W Etiopii jestem z Chin
Słońce wstaje powoli i ociężale. Zza uciętych szczytów wzgórz jeden za drugim wyłaniają się promienie – z początku czerwone, z każdą minutą jaśnieją. Patrzę na zegarek. Jest punkt szósta, jednak dla Etiopczyków to coś więcej, to godzina zero i sygnał do rozpoczęcia nowego dnia, bowiem tutaj to słońce wyznacza rytm.
Wraz z M. opuszczamy hotel i pobudzeni smakiem świeżej aromatycznej kawy, krok za krokiem ruszamy pod górę, gdzie czekać ma na nas kierowca. Grudki czerwonej zlepionej ziemi kruszą mi się pod stopami, a w powietrzu wyczuwam jeszcze zapach deszczu, który w nocy nie dał mi spać. Zatrzymuję się i oglądam za siebie, aby raz jeszcze spojrzeć na ścięte na płasko szczyty i malownicze doliny, które oglądałam przez ostatnie kilka dni, i które powoli zaczynały się wypełniać bystrymi strumieniami.
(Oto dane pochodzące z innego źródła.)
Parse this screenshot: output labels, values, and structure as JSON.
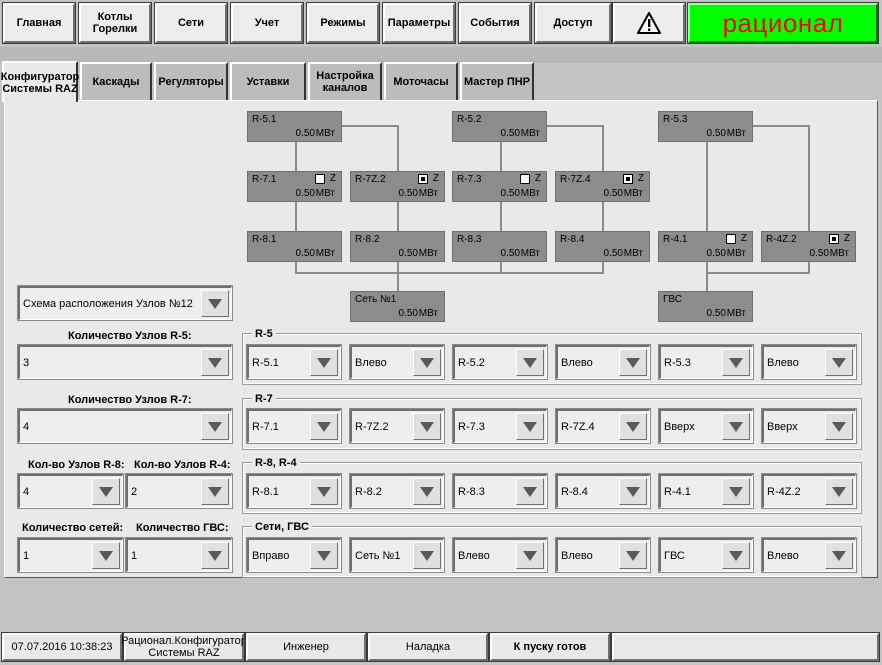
{
  "nav": {
    "buttons": [
      "Главная",
      "Котлы Горелки",
      "Сети",
      "Учет",
      "Режимы",
      "Параметры",
      "События",
      "Доступ"
    ],
    "alert_icon": "warning-icon",
    "brand": "рационал"
  },
  "tabs": [
    "Конфигуратор Системы RAZ",
    "Каскады",
    "Регуляторы",
    "Уставки",
    "Настройка каналов",
    "Моточасы",
    "Мастер ПНР"
  ],
  "diagram": {
    "unit": "МВт",
    "z_label": "Z",
    "nodes": [
      {
        "name": "R-5.1",
        "value": "0.50"
      },
      {
        "name": "R-5.2",
        "value": "0.50"
      },
      {
        "name": "R-5.3",
        "value": "0.50"
      },
      {
        "name": "R-7.1",
        "value": "0.50",
        "z": false
      },
      {
        "name": "R-7Z.2",
        "value": "0.50",
        "z": true
      },
      {
        "name": "R-7.3",
        "value": "0.50",
        "z": false
      },
      {
        "name": "R-7Z.4",
        "value": "0.50",
        "z": true
      },
      {
        "name": "R-8.1",
        "value": "0.50"
      },
      {
        "name": "R-8.2",
        "value": "0.50"
      },
      {
        "name": "R-8.3",
        "value": "0.50"
      },
      {
        "name": "R-8.4",
        "value": "0.50"
      },
      {
        "name": "R-4.1",
        "value": "0.50",
        "z": false
      },
      {
        "name": "R-4Z.2",
        "value": "0.50",
        "z": true
      },
      {
        "name": "Сеть №1",
        "value": "0.50"
      },
      {
        "name": "ГВС",
        "value": "0.50"
      }
    ]
  },
  "scheme": {
    "value": "Схема расположения Узлов №12"
  },
  "left": {
    "r5_label": "Количество Узлов R-5:",
    "r5_value": "3",
    "r7_label": "Количество Узлов R-7:",
    "r7_value": "4",
    "r8_label": "Кол-во Узлов R-8:",
    "r8_value": "4",
    "r4_label": "Кол-во Узлов R-4:",
    "r4_value": "2",
    "nets_label": "Количество сетей:",
    "nets_value": "1",
    "gvs_label": "Количество ГВС:",
    "gvs_value": "1"
  },
  "groups": [
    {
      "title": "R-5",
      "items": [
        "R-5.1",
        "Влево",
        "R-5.2",
        "Влево",
        "R-5.3",
        "Влево"
      ]
    },
    {
      "title": "R-7",
      "items": [
        "R-7.1",
        "R-7Z.2",
        "R-7.3",
        "R-7Z.4",
        "Вверх",
        "Вверх"
      ]
    },
    {
      "title": "R-8, R-4",
      "items": [
        "R-8.1",
        "R-8.2",
        "R-8.3",
        "R-8.4",
        "R-4.1",
        "R-4Z.2"
      ]
    },
    {
      "title": "Сети, ГВС",
      "items": [
        "Вправо",
        "Сеть №1",
        "Влево",
        "Влево",
        "ГВС",
        "Влево"
      ]
    }
  ],
  "status": {
    "datetime": "07.07.2016 10:38:23",
    "screen": "Рационал.Конфигуратор Системы RAZ",
    "user": "Инженер",
    "mode": "Наладка",
    "state": "К пуску готов",
    "empty": ""
  }
}
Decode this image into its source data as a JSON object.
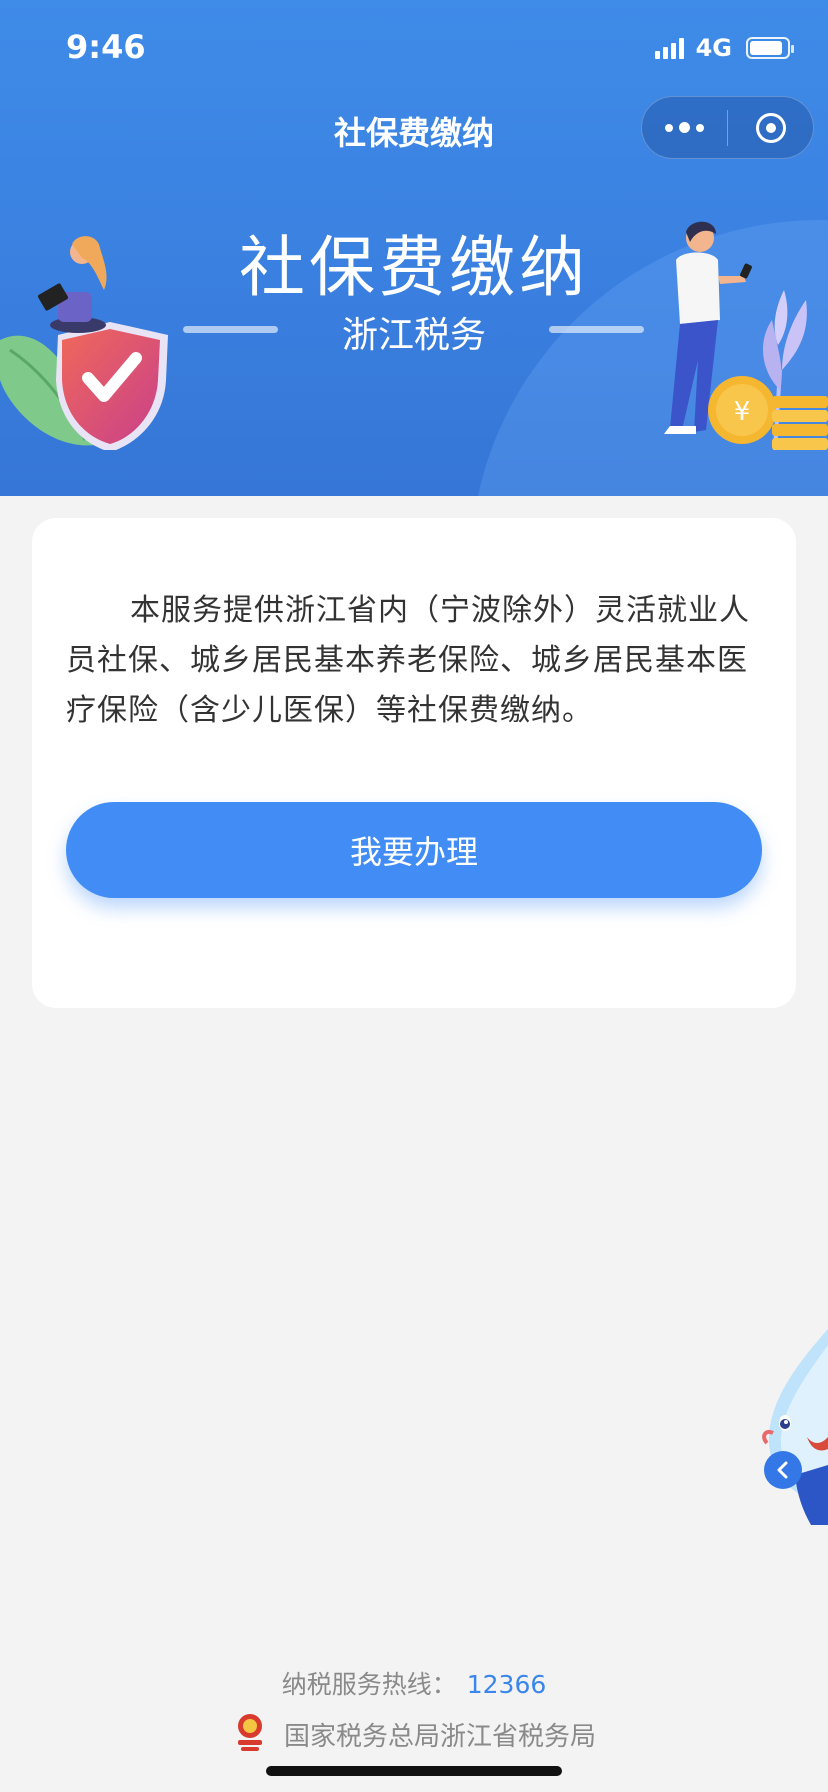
{
  "status_bar": {
    "time": "9:46",
    "network": "4G"
  },
  "nav": {
    "title": "社保费缴纳"
  },
  "banner": {
    "title": "社保费缴纳",
    "subtitle": "浙江税务"
  },
  "card": {
    "description": "本服务提供浙江省内（宁波除外）灵活就业人员社保、城乡居民基本养老保险、城乡居民基本医疗保险（含少儿医保）等社保费缴纳。",
    "action_label": "我要办理"
  },
  "footer": {
    "hotline_label": "纳税服务热线：",
    "hotline_number": "12366",
    "organization": "国家税务总局浙江省税务局"
  },
  "colors": {
    "primary": "#418cf5",
    "header": "#3f8be8",
    "background": "#f3f3f3"
  }
}
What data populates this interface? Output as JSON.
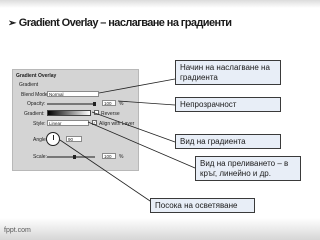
{
  "slide": {
    "title": "Gradient Overlay – наслагване на градиенти"
  },
  "panel": {
    "section_title": "Gradient Overlay",
    "group_title": "Gradient",
    "blend_mode_label": "Blend Mode:",
    "blend_mode_value": "Normal",
    "opacity_label": "Opacity:",
    "opacity_value": "100",
    "opacity_unit": "%",
    "gradient_label": "Gradient:",
    "reverse_label": "Reverse",
    "style_label": "Style:",
    "style_value": "Linear",
    "align_label": "Align with Layer",
    "angle_label": "Angle:",
    "angle_value": "90",
    "scale_label": "Scale:",
    "scale_value": "100",
    "scale_unit": "%"
  },
  "callouts": {
    "blend_mode": "Начин на наслагване на градиента",
    "opacity": "Непрозрачност",
    "gradient_type": "Вид на градиента",
    "style": "Вид на преливането – в кръг, линейно и др.",
    "angle": "Посока на осветяване"
  },
  "footer": {
    "logo": "fppt.com"
  },
  "colors": {
    "callout_bg": "#e8eef7",
    "callout_border": "#3a3a3a",
    "panel_bg": "#d4d4d4"
  }
}
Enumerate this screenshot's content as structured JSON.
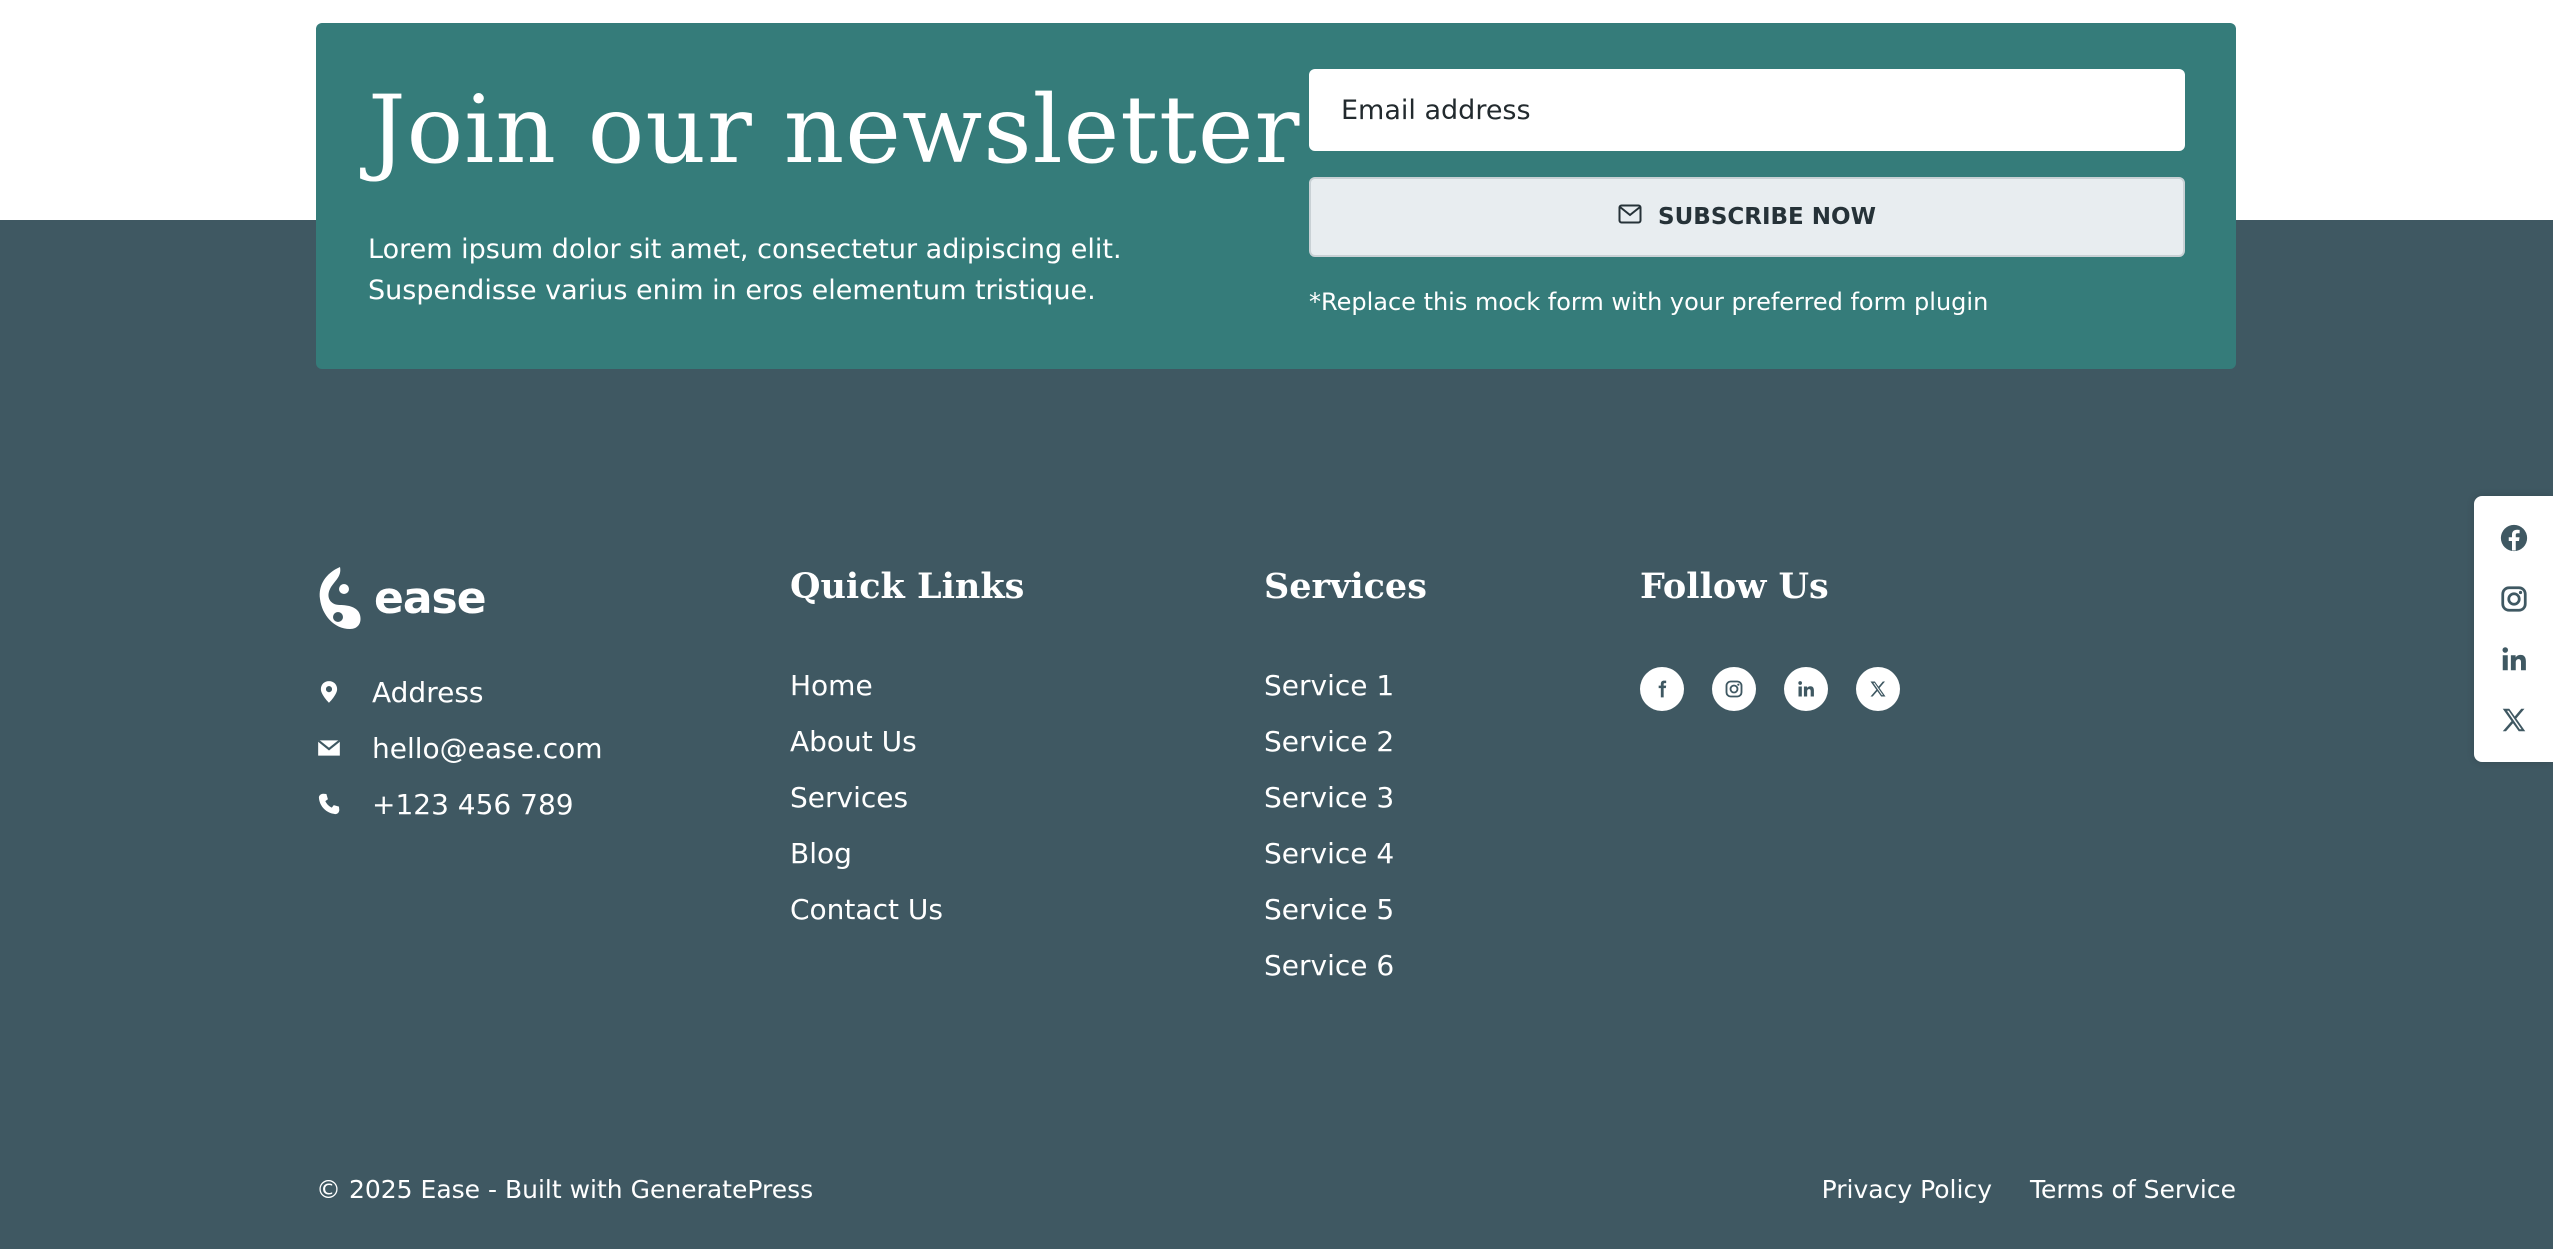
{
  "newsletter": {
    "title": "Join our newsletter",
    "text": "Lorem ipsum dolor sit amet, consectetur adipiscing elit. Suspendisse varius enim in eros elementum tristique.",
    "email_placeholder": "Email address",
    "subscribe_label": "SUBSCRIBE NOW",
    "subscribe_icon": "mail-icon",
    "note": "*Replace this mock form with your preferred form plugin"
  },
  "brand": {
    "name": "ease",
    "logo_icon": "yin-yang-leaf-logo"
  },
  "contact": [
    {
      "icon": "location-pin-icon",
      "text": "Address"
    },
    {
      "icon": "envelope-icon",
      "text": "hello@ease.com"
    },
    {
      "icon": "phone-icon",
      "text": "+123 456 789"
    }
  ],
  "quick_links": {
    "heading": "Quick Links",
    "items": [
      "Home",
      "About Us",
      "Services",
      "Blog",
      "Contact Us"
    ]
  },
  "services": {
    "heading": "Services",
    "items": [
      "Service 1",
      "Service 2",
      "Service 3",
      "Service 4",
      "Service 5",
      "Service 6"
    ]
  },
  "follow": {
    "heading": "Follow Us",
    "icons": [
      "facebook-icon",
      "instagram-icon",
      "linkedin-icon",
      "x-icon"
    ]
  },
  "footer": {
    "copyright": "© 2025 Ease - Built with GeneratePress",
    "links": [
      "Privacy Policy",
      "Terms of Service"
    ]
  },
  "floating_social": {
    "icons": [
      "facebook-icon",
      "instagram-icon",
      "linkedin-icon",
      "x-icon"
    ]
  },
  "colors": {
    "footer_bg": "#3f5862",
    "newsletter_bg": "#357c7a",
    "button_bg": "#e8edf0",
    "text": "#ffffff"
  }
}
Patrzę i nie mogę przestać.
Do Lalibeli *przyjeżdżam w ponury majowy dzień. O tej porze roku ulewy nie są jeszcze tak częste, ale da się odczuć, że pora deszczowa nadejdzie lada dzień. Razem z M. opuszczam białego mini busa, do którego wsiedliśmy w *Gashenie, a wraz z nami wysiada z niego jakieś czterdzieści innych osób. Starcy z laskami, młodzież, kobiety z dziećmi w ilości niezliczonej i mężczyźni z mnóstwem beżowych worków. Nikogo nie obchodzi, że ten mały ciasny busik ma jedynie 20 miejsc siedzących i prawie zero miejsca na bagaż. Z jakiegoś, zupełnie mi nie znanego powodu, czuję się tu jak w domu.
Lalibela nie jest duża. To kilkadziesiąt domów, sklepiki z pamiątkami, mnóstwo hoteli i żadnego zorganizowanego transportu. Etiopczycy żyjący w miastach na dłuższych dystansach poruszają się przede wszystkim za pomocą bajajów – małych niebieskich „taksówek” – jednak w Lalibeli nie ma ani jednej. Niestety zakup bajaja to dla lokalnej ludności spory wydatek, na który niestety większość nie może sobie pozwolić. Mieszkańcy wioski i turyści poruszają się więc tutaj na takich samych zasadach, czyli pieszo. Razem z M. zbieramy nasze bagaże i w 30-stopniowym upale maszerujemy przed siebie. Pozornie łatwa do przebycia droga okazuje się jednak na tyle męcząca, że robimy w międzyczasie kilka przerw, aby napić się wody. Idziemy tak przez dłuższą chwilę, klucząc po piaszczystych ścieżkach wyłożonych przypadkowymi kamieniami mającymi zapobiec całkowitemu rozjechaniu się drogi, gdy nadejdą silne deszcze.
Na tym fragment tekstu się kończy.